By GDB Alumna Cindy Rogers
This past May, I received an email from C Different Foundation’s founder, Matt Miller, asking for my possible participation in an event as a blind or visually impaired athlete. Well, I do run a few 5K races each year, but does this qualify me as being an athlete?! But the phrase that caught my attention - “All you have to do is get to New York City” - piqued my interest. What would I need to do once I reached New York City?
The email from Matt continued [paraphrased]:
“Recently, the International Triathlon Union (ITU) announced that they are requiring all visually impaired athletes, no matter what your level of visual impairment may be, to wear blackout goggles during the run portion of a triathlon. The ITU is changing the rule because they state there are not enough blind/visually impaired athletes competing in sports, therefore, [the blackout goggles are being required] in order to level the playing field. My proposal stated that the C Different Foundation will provide the following to all blind athletes who wish to compete at the NYC Triathlon, which is the paratriathlon US National Championships:
- Cover the cost of the entry fee for each athlete
- Coordinate and cover the cost of transporting your tandem through Tri Bike Transport to the city (it's extremely safe and secure)
- Find you a local guide from NYC who could guide you and provide you with a homestay
- Provide you and your guide with an official CDF racing top."
Triathlon?!? I know that ‘tri’ is three and the ‘athlon’ sounds like more running than I would ever do, but.... how could I NOT join C Different Foundation in support of those of us who are blind and visually impaired? All I had to do was pay round trip airfare to NYC and, oh yes, participate in a triathlon! I mentioned this email to my manager at Starbucks. Her response was that I absolutely had to participate and that our store would sponsor a fundraiser for my airfare!

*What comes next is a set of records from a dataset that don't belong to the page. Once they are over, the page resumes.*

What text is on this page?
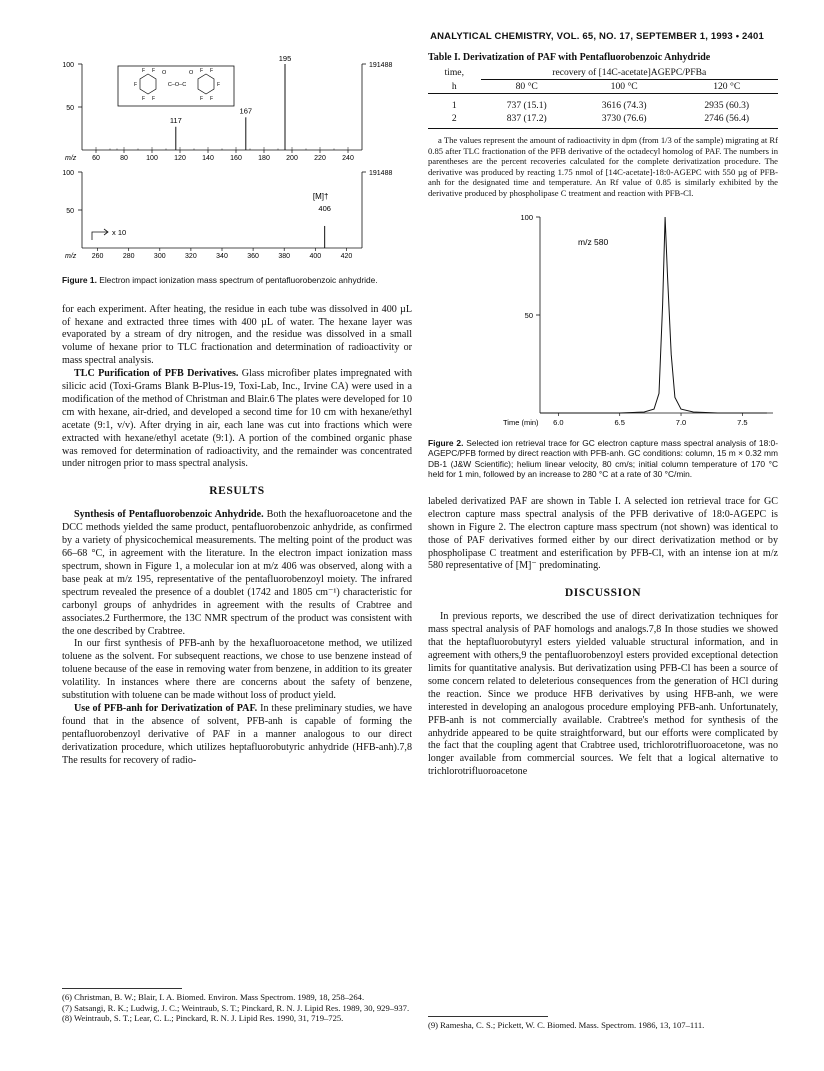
ANALYTICAL CHEMISTRY, VOL. 65, NO. 17, SEPTEMBER 1, 1993 • 2401
100
50
191488
m/z 60	80	100 120 140 160 180 200 220 240
195
167
117
F F
F
F F
F F
F
F F
O	O
C–O–C
100
50
191488
m/z
[M]†
406
x 10
260	280	300	320	340	360	380	400	420

Figure 1. Electron impact ionization mass spectrum of pentafluorobenzoic anhydride.

for each experiment. After heating, the residue in each tube was dissolved in 400 µL of hexane and extracted three times with 400 µL of water. The hexane layer was evaporated by a stream of dry nitrogen, and the residue was dissolved in a small volume of hexane prior to TLC fractionation and determination of radioactivity or mass spectral analysis.

TLC Purification of PFB Derivatives. Glass microfiber plates impregnated with silicic acid (Toxi-Grams Blank B-Plus-19, Toxi-Lab, Inc., Irvine CA) were used in a modification of the method of Christman and Blair.6 The plates were developed for 10 cm with hexane, air-dried, and developed a second time for 10 cm with hexane/ethyl acetate (9:1, v/v). After drying in air, each lane was cut into fractions which were extracted with hexane/ethyl acetate (9:1). A portion of the combined organic phase was removed for determination of radioactivity, and the remainder was concentrated under nitrogen prior to mass spectral analysis.

RESULTS

Synthesis of Pentafluorobenzoic Anhydride. Both the hexafluoroacetone and the DCC methods yielded the same product, pentafluorobenzoic anhydride, as confirmed by a variety of physicochemical measurements. The melting point of the product was 66–68 °C, in agreement with the literature. In the electron impact ionization mass spectrum, shown in Figure 1, a molecular ion at m/z 406 was observed, along with a base peak at m/z 195, representative of the pentafluorobenzoyl moiety. The infrared spectrum revealed the presence of a doublet (1742 and 1805 cm⁻¹) characteristic for carbonyl groups of anhydrides in agreement with the results of Crabtree and associates.2 Furthermore, the 13C NMR spectrum of the product was consistent with the one described by Crabtree.

In our first synthesis of PFB-anh by the hexafluoroacetone method, we utilized toluene as the solvent. For subsequent reactions, we chose to use benzene instead of toluene because of the ease in removing water from benzene, in addition to its greater volatility. In instances where there are concerns about the safety of benzene, substitution with toluene can be made without loss of product yield.

Use of PFB-anh for Derivatization of PAF. In these preliminary studies, we have found that in the absence of solvent, PFB-anh is capable of forming the pentafluorobenzoyl derivative of PAF in a manner analogous to our direct derivatization procedure, which utilizes heptafluorobutyric anhydride (HFB-anh).7,8 The results for recovery of radio-

(6) Christman, B. W.; Blair, I. A. Biomed. Environ. Mass Spectrom. 1989, 18, 258–264.

(7) Satsangi, R. K.; Ludwig, J. C.; Weintraub, S. T.; Pinckard, R. N. J. Lipid Res. 1989, 30, 929–937.

(8) Weintraub, S. T.; Lear, C. L.; Pinckard, R. N. J. Lipid Res. 1990, 31, 719–725.

Table I. Derivatization of PAF with Pentafluorobenzoic Anhydride

time,	recovery of [14C-acetate]AGEPC/PFBa		
h	80 °C	100 °C	120 °C
1	737 (15.1)	3616 (74.3)	2935 (60.3)
2	837 (17.2)	3730 (76.6)	2746 (56.4)

a The values represent the amount of radioactivity in dpm (from 1/3 of the sample) migrating at Rf 0.85 after TLC fractionation of the PFB derivative of the octadecyl homolog of PAF. The numbers in parentheses are the percent recoveries calculated for the complete derivatization procedure. The derivative was produced by reacting 1.75 nmol of [14C-acetate]-18:0-AGEPC with 550 µg of PFB-anh for the designated time and temperature. An Rf value of 0.85 is similarly exhibited by the derivative produced by phospholipase C treatment and reaction with PFB-Cl.

100
50
m/z 580
Time (min) 6.0	6.5	7.0	7.5

Figure 2. Selected ion retrieval trace for GC electron capture mass spectral analysis of 18:0-AGEPC/PFB formed by direct reaction with PFB-anh. GC conditions: column, 15 m × 0.32 mm DB-1 (J&W Scientific); helium linear velocity, 80 cm/s; initial column temperature of 170 °C held for 1 min, followed by an increase to 280 °C at a rate of 30 °C/min.

labeled derivatized PAF are shown in Table I. A selected ion retrieval trace for GC electron capture mass spectral analysis of the PFB derivative of 18:0-AGEPC is shown in Figure 2. The electron capture mass spectrum (not shown) was identical to those of PAF derivatives formed either by our direct derivatization method or by phospholipase C treatment and esterification by PFB-Cl, with an intense ion at m/z 580 representative of [M]⁻ predominating.

DISCUSSION

In previous reports, we described the use of direct derivatization techniques for mass spectral analysis of PAF homologs and analogs.7,8 In those studies we showed that the heptafluorobutyryl esters yielded valuable structural information, and in agreement with others,9 the pentafluorobenzoyl esters provided exceptional detection limits for quantitative analysis. But derivatization using PFB-Cl has been a source of some concern related to deleterious consequences from the generation of HCl during the reaction. Since we produce HFB derivatives by using HFB-anh, we were interested in developing an analogous procedure employing PFB-anh. Unfortunately, PFB-anh is not commercially available. Crabtree's method for synthesis of the anhydride appeared to be quite straightforward, but our efforts were complicated by the fact that the coupling agent that Crabtree used, trichlorotrifluoroacetone, was no longer available from commercial sources. We felt that a logical alternative to trichlorotrifluoroacetone

(9) Ramesha, C. S.; Pickett, W. C. Biomed. Mass. Spectrom. 1986, 13, 107–111.
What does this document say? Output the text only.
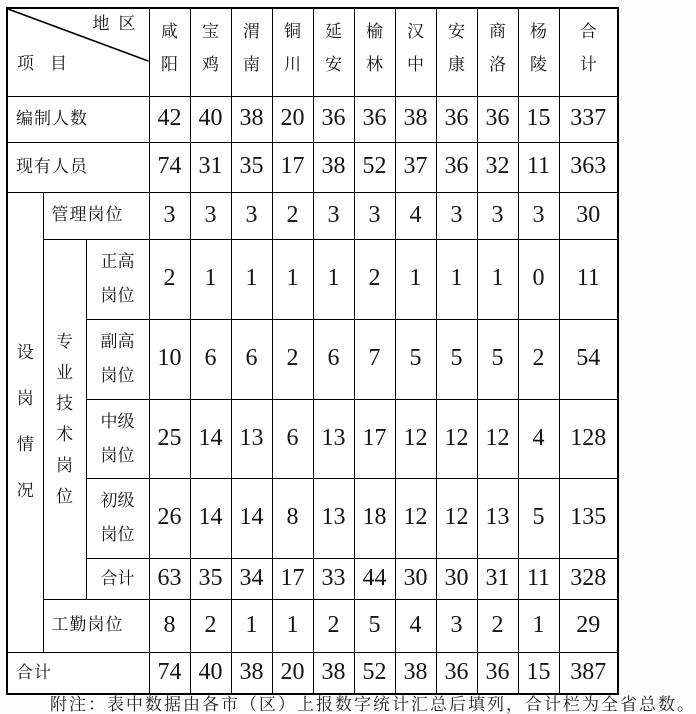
地区
项目			咸阳	宝鸡	渭南	铜川	延安	榆林	汉中	安康	商洛	杨陵	合计
编制人数			42	40	38	20	36	36	38	36	36	15	337
现有人员			74	31	35	17	38	52	37	36	32	11	363
设岗情况	管理岗位		3	3	3	2	3	3	4	3	3	3	30
	专业技术岗位	正高岗位	2	1	1	1	1	2	1	1	1	0	11
		副高岗位	10	6	6	2	6	7	5	5	5	2	54
		中级岗位	25	14	13	6	13	17	12	12	12	4	128
		初级岗位	26	14	14	8	13	18	12	12	13	5	135
		合计	63	35	34	17	33	44	30	30	31	11	328
	工勤岗位		8	2	1	1	2	5	4	3	2	1	29
合计			74	40	38	20	38	52	38	36	36	15	387
附注：表中数据由各市（区）上报数字统计汇总后填列，合计栏为全省总数。
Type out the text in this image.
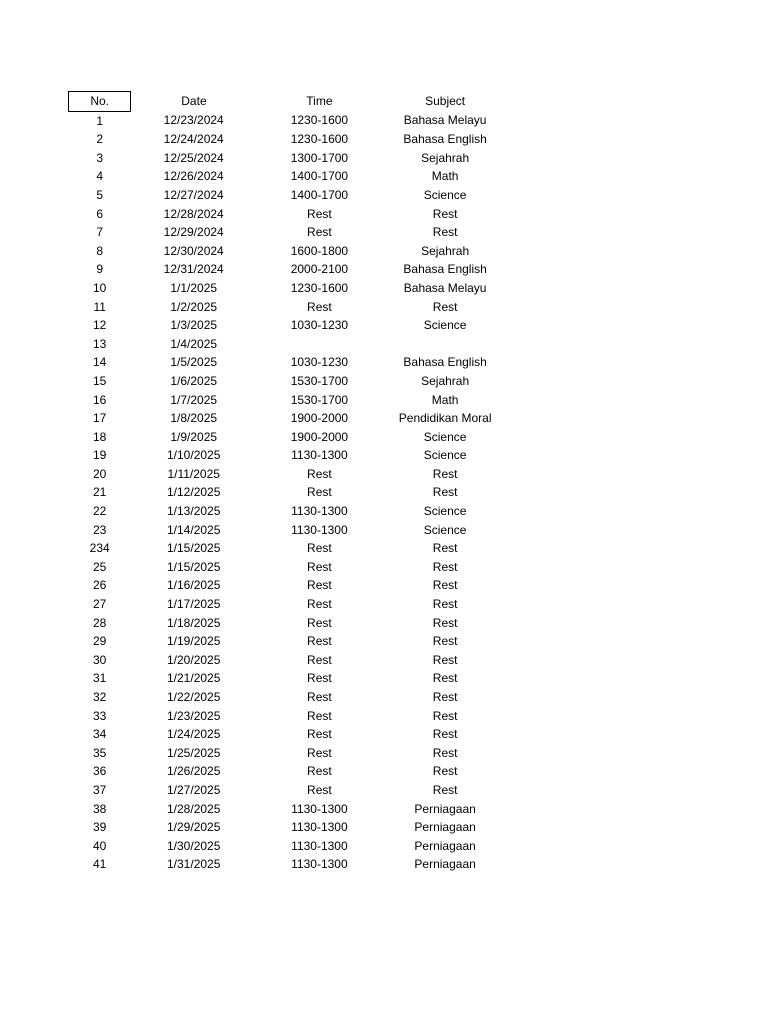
No.	Date	Time	Subject
1	12/23/2024	1230-1600	Bahasa Melayu
2	12/24/2024	1230-1600	Bahasa English
3	12/25/2024	1300-1700	Sejahrah
4	12/26/2024	1400-1700	Math
5	12/27/2024	1400-1700	Science
6	12/28/2024	Rest	Rest
7	12/29/2024	Rest	Rest
8	12/30/2024	1600-1800	Sejahrah
9	12/31/2024	2000-2100	Bahasa English
10	1/1/2025	1230-1600	Bahasa Melayu
11	1/2/2025	Rest	Rest
12	1/3/2025	1030-1230	Science
13	1/4/2025		
14	1/5/2025	1030-1230	Bahasa English
15	1/6/2025	1530-1700	Sejahrah
16	1/7/2025	1530-1700	Math
17	1/8/2025	1900-2000	Pendidikan Moral
18	1/9/2025	1900-2000	Science
19	1/10/2025	1130-1300	Science
20	1/11/2025	Rest	Rest
21	1/12/2025	Rest	Rest
22	1/13/2025	1130-1300	Science
23	1/14/2025	1130-1300	Science
234	1/15/2025	Rest	Rest
25	1/15/2025	Rest	Rest
26	1/16/2025	Rest	Rest
27	1/17/2025	Rest	Rest
28	1/18/2025	Rest	Rest
29	1/19/2025	Rest	Rest
30	1/20/2025	Rest	Rest
31	1/21/2025	Rest	Rest
32	1/22/2025	Rest	Rest
33	1/23/2025	Rest	Rest
34	1/24/2025	Rest	Rest
35	1/25/2025	Rest	Rest
36	1/26/2025	Rest	Rest
37	1/27/2025	Rest	Rest
38	1/28/2025	1130-1300	Perniagaan
39	1/29/2025	1130-1300	Perniagaan
40	1/30/2025	1130-1300	Perniagaan
41	1/31/2025	1130-1300	Perniagaan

In June, I made the commitment and registered. I probably should have committed myself for this commitment! Thus began my training and the countdown to July 18th. I was humbled by the outpouring of support from my friends and my Starbucks family to assist in my accelerated training program. It was arduous and daunting, especially battling Phoenix summer temperatures, but when July 16th arrived I boarded my flight with bike helmet and wetsuit in hand and my unconditionally loyal and fearless Guide Dog, Zamira, by my side!
There were 62 of us (31 athletes and 31 human sighted guides) representing C Different in the Nautica NYC Triathlon. We were “protesting by participation” the USAT ruling requiring blackout goggles. We were indeed visible as we proudly wore our bright orange C Different t-shirts with “No blackout goggles NYC 2010” printed on the back. Pre-race day was packed with preparation as we met our guides and practiced on tandems and tethered running. We finalized tether lengths for our 1500m swim in the Hudson River and arranged our gear in the transition area.
On Sunday, July 18, 61 very proud athletes approached the swim start as a determined and courageous team of men and women gathered together to make a statement and to make history. The crowd cheered with exuberance and my heart was filled with a pride that brought tears to my eyes. What a monumental moment this was!
The race did not progress as I had hoped and I did not finish the Triathlon. I continue to struggle with this disappointment, but each day I grow in more acceptance that I was willing to try. John Bingham once said: “The miracle is not that I finished, the miracle is that I had the courage to start.” I will be able to say this one day. For now, I will add one of my own words to this quote: “The miracle is not that I (didn’t) finish, the miracle is that I had the courage to start.”